Intervention de Arnaud Gossement

Commission d'enquête Atteintes à la biodiversité — Réunion du 20 décembre 2016 à 17h55
Audition de M. Arnaud Gossement avocat Mme Marthe Lucas maître de conférences à l'université d'avignon et M. François-Guy Trébulle professeur à l'école de droit de la sorbonne université paris i panthéon-sorbonne

Arnaud Gossement :

Le rapporteur soulignait la complexité du sujet. Le maître d'ouvrage fait face à un dilemme infernal. S'il remplit scrupuleusement le volet portant sur les mesures compensatoires de son étude d'impact, il se verra rétorquer que son projet pèse très lourdement sur l'environnement et qu'il n'a pas su éviter ni réduire ; s'il ne remplit pas le volet, il s'entendra dire que son étude d'impact n'est pas sincère et qu'il n'a pas su éviter ni réduire. Quel que soit son choix, il sera critiqué. C'est la raison pour laquelle il s'adresse à des juristes, eux-mêmes démunis face à un droit qui définit avec trop d'imprécision la mesure compensatoire.

Le droit européen a fermé des débats qu'il faut rouvrir. Selon la directive de 2011 sur l'évaluation environnementale, c'est le maître d'ouvrage qui est responsable de cette évaluation. Cela se discute : un fabricant des panneaux solaires n'est pas spécialiste de l'habitat des espèces protégées. Il faudrait qu'il puisse confier la définition, l'exécution et le suivi des mesures compensatoires à un tiers indépendant ou à la puissance publique.
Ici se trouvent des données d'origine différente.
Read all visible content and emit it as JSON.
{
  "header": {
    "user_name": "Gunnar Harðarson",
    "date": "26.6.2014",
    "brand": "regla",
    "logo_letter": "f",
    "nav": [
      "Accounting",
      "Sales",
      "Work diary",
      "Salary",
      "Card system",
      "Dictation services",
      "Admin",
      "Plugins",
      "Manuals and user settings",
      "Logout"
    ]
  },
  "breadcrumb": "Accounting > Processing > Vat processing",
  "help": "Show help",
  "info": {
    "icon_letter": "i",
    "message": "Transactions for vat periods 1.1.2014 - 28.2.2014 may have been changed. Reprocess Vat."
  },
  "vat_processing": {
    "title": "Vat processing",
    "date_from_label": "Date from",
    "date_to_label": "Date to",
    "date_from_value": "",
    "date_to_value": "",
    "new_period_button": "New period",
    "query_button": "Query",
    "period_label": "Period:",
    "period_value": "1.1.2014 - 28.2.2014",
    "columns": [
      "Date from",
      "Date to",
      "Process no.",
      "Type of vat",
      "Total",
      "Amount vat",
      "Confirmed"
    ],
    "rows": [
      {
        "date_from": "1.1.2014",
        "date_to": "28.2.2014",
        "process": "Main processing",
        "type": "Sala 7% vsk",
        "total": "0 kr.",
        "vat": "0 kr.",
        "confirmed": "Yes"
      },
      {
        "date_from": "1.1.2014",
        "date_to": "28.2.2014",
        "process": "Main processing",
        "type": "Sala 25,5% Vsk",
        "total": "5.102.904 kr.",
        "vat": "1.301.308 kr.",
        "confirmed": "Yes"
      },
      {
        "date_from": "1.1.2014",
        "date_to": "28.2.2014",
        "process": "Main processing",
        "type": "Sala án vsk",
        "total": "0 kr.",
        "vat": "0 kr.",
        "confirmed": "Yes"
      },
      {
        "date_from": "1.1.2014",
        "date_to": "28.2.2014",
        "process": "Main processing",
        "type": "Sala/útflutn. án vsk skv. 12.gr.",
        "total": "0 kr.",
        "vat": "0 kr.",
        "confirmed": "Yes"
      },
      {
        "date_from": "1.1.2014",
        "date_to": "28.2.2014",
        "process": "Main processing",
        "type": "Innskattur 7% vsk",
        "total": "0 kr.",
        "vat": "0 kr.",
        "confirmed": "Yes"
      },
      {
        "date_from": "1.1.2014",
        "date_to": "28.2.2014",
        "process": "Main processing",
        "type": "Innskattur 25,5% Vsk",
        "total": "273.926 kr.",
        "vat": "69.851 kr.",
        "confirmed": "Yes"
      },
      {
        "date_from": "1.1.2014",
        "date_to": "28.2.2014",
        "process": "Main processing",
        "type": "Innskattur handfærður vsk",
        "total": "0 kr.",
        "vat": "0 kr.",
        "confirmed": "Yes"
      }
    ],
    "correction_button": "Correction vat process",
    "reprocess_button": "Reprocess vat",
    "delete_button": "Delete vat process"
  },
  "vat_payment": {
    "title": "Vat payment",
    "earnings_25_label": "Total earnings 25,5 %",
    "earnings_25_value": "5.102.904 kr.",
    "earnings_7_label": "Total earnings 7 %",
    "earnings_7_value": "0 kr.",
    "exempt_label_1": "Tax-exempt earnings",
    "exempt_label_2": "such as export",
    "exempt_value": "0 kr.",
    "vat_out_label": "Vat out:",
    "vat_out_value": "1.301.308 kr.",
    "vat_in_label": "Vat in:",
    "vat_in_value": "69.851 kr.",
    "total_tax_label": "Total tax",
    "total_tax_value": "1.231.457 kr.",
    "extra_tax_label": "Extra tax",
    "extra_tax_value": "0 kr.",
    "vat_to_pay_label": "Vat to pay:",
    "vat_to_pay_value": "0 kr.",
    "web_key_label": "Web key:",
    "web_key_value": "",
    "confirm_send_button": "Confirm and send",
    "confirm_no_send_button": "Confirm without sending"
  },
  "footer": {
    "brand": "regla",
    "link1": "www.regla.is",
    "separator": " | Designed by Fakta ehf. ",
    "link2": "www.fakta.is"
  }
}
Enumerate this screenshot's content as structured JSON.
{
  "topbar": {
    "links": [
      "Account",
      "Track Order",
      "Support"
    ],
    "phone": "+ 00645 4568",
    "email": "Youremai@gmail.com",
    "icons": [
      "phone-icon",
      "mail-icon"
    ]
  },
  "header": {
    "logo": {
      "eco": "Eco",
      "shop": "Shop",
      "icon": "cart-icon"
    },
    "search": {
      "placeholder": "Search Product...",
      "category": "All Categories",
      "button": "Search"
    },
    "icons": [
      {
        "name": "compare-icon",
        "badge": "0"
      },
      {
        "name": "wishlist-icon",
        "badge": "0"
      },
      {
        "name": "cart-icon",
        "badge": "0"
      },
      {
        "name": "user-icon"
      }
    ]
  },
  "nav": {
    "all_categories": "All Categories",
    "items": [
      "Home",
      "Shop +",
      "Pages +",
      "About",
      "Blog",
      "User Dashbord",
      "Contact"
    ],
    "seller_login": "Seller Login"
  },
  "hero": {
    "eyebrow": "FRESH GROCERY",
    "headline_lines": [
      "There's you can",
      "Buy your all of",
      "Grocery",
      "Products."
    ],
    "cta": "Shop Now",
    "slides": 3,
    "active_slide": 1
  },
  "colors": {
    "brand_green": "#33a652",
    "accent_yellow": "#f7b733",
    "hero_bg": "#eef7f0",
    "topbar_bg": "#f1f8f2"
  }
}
La directive 2004/35/CE interdit les compensations financières. Cela se discute aussi. Dans certains cas, les mesures compensatoires ont pu être envisagées par l'État comme un moyen de financer cette politique publique trop peu dotée par ailleurs. Organisons clairement la fiscalité de la biodiversité. Ce tabou n'a pas lieu d'être.

Le problème de la proximité est identique. Songeons à la jurisprudence Roybon. Le juge administratif critique l'éloignement de la mesure de compensation. Mais s'il s'agit d'un site dégradé, tel un terril, la compensation n'est pas pertinente sur place. Elle le serait davantage un peu plus loin.

Quant aux procédures, j'espère que le prétoire ne deviendra pas le lieu d'examen des mesures compensatoires. Les juges administratifs ont accompli d'immenses progrès en réduisant considérablement le délai de jugement. En revanche, il est problématique que le recours soit devenu une arme en soi, dont le but est de faire perdre du temps. Reconnaissons que des réponses partielles ont été apportées, notamment pour l'éolien offshore avec la création d'une juridiction spécialisée, l'autorisation unique et le recours à l'ordonnance en droit de l'urbanisme.